Publishers with nowhere to go
James Leaton Gray, a former Data Protection Officer at the BBC, queried how Data Protection Authories ‘which are there to enforce a fundamental right, can balance other rights which they have no responsibility for’ and also expressed concern about the lack of a procedure for publishers who find their material disappearing off Google to challenge the decision to ‘delist’. He is also concerned that Europe is having a conversation about search engines and data protection ‘only with itself’, leaving America and its First Amendment at a loss to understand where we are coming from, and of the risk that Google Spain could lead to results akin to the removal by German Wikipedia in 2008 of the names of Wolfgang Werle and Manfred Lauber, 2 convicted murderers who had served their sentences following a German court order (later reversed by the German Constitutional Court).
The Gravely Delayed Potential Regulation
Long grass appears to be growing around the European Commission’s 25 January 2012 proposal for a new regulation to harmonise data protection in the European Union, i.e. the General Data Protection Regulation (‘GDPR’), for which no deadline was set but adoption was planned for 2015 with a further two years for implementation.
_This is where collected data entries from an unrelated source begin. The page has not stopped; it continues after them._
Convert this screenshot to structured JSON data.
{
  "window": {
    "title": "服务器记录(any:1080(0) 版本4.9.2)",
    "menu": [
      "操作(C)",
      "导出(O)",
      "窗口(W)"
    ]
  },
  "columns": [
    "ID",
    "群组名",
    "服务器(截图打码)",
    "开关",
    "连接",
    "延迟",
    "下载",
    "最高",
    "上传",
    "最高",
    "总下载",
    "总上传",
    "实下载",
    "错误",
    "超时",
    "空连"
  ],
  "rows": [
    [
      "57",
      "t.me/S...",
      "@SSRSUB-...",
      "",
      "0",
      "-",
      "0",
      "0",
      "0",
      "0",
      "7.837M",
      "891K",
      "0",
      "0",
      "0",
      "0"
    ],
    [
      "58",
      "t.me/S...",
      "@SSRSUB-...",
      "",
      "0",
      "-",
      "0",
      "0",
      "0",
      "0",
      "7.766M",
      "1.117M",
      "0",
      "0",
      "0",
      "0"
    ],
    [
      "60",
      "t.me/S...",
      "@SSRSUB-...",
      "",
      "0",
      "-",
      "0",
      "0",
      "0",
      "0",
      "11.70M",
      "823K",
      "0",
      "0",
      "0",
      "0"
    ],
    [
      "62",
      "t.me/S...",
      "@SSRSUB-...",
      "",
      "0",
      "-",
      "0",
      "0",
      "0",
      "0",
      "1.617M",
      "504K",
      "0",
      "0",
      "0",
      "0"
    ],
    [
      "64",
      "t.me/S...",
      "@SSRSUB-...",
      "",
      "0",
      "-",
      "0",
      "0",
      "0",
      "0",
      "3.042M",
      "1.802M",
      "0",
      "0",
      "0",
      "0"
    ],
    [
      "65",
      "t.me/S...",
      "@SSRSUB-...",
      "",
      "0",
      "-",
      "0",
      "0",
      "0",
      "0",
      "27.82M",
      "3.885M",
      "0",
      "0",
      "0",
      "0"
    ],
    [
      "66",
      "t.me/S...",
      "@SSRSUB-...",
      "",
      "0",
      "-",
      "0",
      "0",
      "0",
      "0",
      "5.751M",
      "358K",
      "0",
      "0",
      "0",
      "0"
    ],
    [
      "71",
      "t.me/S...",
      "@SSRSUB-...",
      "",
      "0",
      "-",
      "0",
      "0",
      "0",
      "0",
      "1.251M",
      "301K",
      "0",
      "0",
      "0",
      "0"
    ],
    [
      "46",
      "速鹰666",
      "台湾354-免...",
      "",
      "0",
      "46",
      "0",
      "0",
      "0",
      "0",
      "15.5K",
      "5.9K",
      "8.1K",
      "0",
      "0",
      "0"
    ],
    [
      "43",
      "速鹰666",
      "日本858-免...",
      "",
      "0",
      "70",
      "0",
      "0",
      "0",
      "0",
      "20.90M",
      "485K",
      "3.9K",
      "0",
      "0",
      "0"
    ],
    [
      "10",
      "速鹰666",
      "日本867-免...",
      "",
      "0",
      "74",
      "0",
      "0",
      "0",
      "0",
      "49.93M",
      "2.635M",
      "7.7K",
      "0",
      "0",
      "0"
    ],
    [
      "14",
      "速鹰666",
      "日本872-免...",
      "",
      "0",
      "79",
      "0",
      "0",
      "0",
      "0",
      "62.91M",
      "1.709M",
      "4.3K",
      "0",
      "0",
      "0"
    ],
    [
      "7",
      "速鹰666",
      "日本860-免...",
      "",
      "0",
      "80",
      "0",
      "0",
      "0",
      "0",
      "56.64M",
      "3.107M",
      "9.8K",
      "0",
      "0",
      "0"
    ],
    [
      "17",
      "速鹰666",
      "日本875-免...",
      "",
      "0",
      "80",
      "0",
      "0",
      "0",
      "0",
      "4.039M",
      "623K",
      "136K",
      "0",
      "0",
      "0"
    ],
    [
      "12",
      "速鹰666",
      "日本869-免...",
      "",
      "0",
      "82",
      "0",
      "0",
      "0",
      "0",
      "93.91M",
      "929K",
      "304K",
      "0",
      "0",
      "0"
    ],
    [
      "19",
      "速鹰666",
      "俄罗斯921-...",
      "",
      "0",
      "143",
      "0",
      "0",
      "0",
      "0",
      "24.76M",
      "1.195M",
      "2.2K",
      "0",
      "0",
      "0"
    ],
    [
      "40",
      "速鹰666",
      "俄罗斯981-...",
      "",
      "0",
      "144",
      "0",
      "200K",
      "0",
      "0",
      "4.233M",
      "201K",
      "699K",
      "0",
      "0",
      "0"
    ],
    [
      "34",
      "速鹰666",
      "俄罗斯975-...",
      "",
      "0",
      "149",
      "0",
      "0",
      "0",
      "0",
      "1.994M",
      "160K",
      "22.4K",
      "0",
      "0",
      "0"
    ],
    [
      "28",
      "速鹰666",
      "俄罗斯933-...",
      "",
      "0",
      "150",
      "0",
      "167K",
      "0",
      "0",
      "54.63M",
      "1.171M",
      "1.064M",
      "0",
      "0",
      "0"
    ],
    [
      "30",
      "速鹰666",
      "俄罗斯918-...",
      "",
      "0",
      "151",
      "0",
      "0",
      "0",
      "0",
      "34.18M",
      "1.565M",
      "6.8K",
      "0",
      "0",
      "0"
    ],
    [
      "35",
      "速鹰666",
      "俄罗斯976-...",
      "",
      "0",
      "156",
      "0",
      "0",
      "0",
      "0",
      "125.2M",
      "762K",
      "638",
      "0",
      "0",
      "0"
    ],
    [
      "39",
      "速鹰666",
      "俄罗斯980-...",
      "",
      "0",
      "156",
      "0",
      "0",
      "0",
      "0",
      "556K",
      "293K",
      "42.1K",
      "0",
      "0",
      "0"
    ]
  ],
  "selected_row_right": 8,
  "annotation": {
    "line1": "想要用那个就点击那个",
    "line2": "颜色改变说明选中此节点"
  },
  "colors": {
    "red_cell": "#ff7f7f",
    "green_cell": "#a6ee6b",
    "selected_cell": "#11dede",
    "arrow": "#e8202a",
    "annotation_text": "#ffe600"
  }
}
Given that the current Directive took 5 years to produce when there were only 12 member states, the brave attempt at harmonisation of what are now the 28 member states, appears to be going nowhere fast. However faint signs of life did emerge on 12 and 13 March when the Council of Ministers reached a ‘partial general approach’ on the so-called ‘One Stop Shop’ which will enable data protection cases to be handled by a single regulator based in the EU country where the business has its ‘main establishment’, as opposed to the current situation whereby businesses operating across the trading block can be forced to answer to DPAs in each EU country, leading to multiple investigations and different conclusions and decisions on enforcement action. However, given that this was ‘on the understanding that nothing is agreed until everything is agreed’ it’s perhaps not worth the paper it is written on.
As legislators fail to keep pace with the huge behavioural and technological developments in contemporary society, law-making in this field has effectively been out-sourced to the courts, which in turn are showing no mercy to the bodies tasked with enforcement.